Ridículo porque cargaba con un par de rosas rojas. Bueno, al menos combinaban con su cabello.

Ridículo por la cantidad de dinero que iba a gastar en algo tan insignificante como una cita.

Ridículo por estar con una madre hiperactiva haciéndole preguntas mientras la hija de ella se preparaba par ala cita.

Ridículo por… ah, ¡Por fin Lyra salió de su habitación!

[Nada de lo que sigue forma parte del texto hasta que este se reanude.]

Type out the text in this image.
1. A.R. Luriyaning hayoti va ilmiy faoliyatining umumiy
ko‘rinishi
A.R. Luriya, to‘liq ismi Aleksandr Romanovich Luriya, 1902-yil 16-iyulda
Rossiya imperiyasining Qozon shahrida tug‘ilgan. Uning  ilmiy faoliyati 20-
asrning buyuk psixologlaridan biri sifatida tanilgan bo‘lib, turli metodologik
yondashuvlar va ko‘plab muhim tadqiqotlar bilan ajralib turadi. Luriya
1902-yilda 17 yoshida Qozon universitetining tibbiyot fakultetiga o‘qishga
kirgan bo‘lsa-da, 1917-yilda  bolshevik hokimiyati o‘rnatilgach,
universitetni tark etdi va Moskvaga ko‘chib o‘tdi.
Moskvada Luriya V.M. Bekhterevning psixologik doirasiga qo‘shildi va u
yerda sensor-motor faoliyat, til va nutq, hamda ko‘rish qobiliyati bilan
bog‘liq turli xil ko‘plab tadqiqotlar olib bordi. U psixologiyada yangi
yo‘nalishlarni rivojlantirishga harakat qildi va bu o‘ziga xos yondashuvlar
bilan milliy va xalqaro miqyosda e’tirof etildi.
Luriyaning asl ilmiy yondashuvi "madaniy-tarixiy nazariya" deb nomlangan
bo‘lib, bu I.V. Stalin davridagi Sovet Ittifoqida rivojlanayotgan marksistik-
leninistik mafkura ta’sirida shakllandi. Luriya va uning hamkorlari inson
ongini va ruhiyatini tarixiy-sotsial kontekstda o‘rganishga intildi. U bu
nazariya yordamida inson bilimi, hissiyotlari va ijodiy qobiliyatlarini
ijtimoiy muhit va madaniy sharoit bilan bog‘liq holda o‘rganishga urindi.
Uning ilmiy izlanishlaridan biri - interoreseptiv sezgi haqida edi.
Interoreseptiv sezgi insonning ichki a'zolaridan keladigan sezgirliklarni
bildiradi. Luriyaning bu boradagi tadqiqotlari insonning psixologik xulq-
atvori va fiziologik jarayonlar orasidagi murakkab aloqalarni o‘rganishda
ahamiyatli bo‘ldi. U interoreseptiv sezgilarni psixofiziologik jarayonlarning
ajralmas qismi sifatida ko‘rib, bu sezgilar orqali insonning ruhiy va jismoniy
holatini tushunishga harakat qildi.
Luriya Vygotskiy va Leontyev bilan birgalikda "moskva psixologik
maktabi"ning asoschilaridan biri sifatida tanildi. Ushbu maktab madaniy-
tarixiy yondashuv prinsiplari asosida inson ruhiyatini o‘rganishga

Y aunque la culpaba de todo lo que pasaba, tenía que admitir que se veía muy linda… aunque no se comparaba a cuando se puso el uniforme del Team Rocket… eso le hizo tener fantasías durante días.

-¡Adiós mamá!-se despidió ella.

-¡Adiós! ¡Cuídala Silver!-dijo la madre, despidiéndolos con la mano.

Ambos caminaros por la ruta que llevaba a Ciudad Cerezo en silencio. Lyra miraba las rosas que Silver le regaló, y cada tanto a Silver. Silver miraba el cielo estrellado, y cada tanto a Lyra. Ellos antes se odiaban, ¿Cómo habían terminado en esa situación?

Llegaron a la ciudad. Cenaron en un restaurante muy bonito. Hablaron tranquilamente, y el pobre Silver pagó la cuenta. Bueno, él invitaba.

Entonces llegó el momento más ridículamente esperado por Silver. Silver le propuso a la chica salir a caminar por la playa. Romántico. Lyra se sorprendió ante eso, pero aceptó con gusto.

Mientras los dos caminaban, sin hablar, escuchando las olas romper contra la arena, Silver decidió tomarle la mano. Lyra se pegó más a él. Más tarde, Silver le soltó la mano y le rodeó los hombros. La acercó más a él y no avanzaron más. Se sentaron sobre la arena y Lyra se acurrucó en el pecho de Silver.

-Te queda bien esa camisa-comentó ella, para romper el silencio.

-No creas que volveré a usarla-dijo él, algo sonrojado por el cumplido. Lyra rió.

-Te quiero mucho. Eres muy importante para mí, ¿lo sabes Silver?- susurró ella.

Por supuesto que Silver lo sabía.

-Eres la única por la que haría estas cosas tan ridículas-dijo el chico, y luego agachó la cabeza para besar a la castaña en los labios.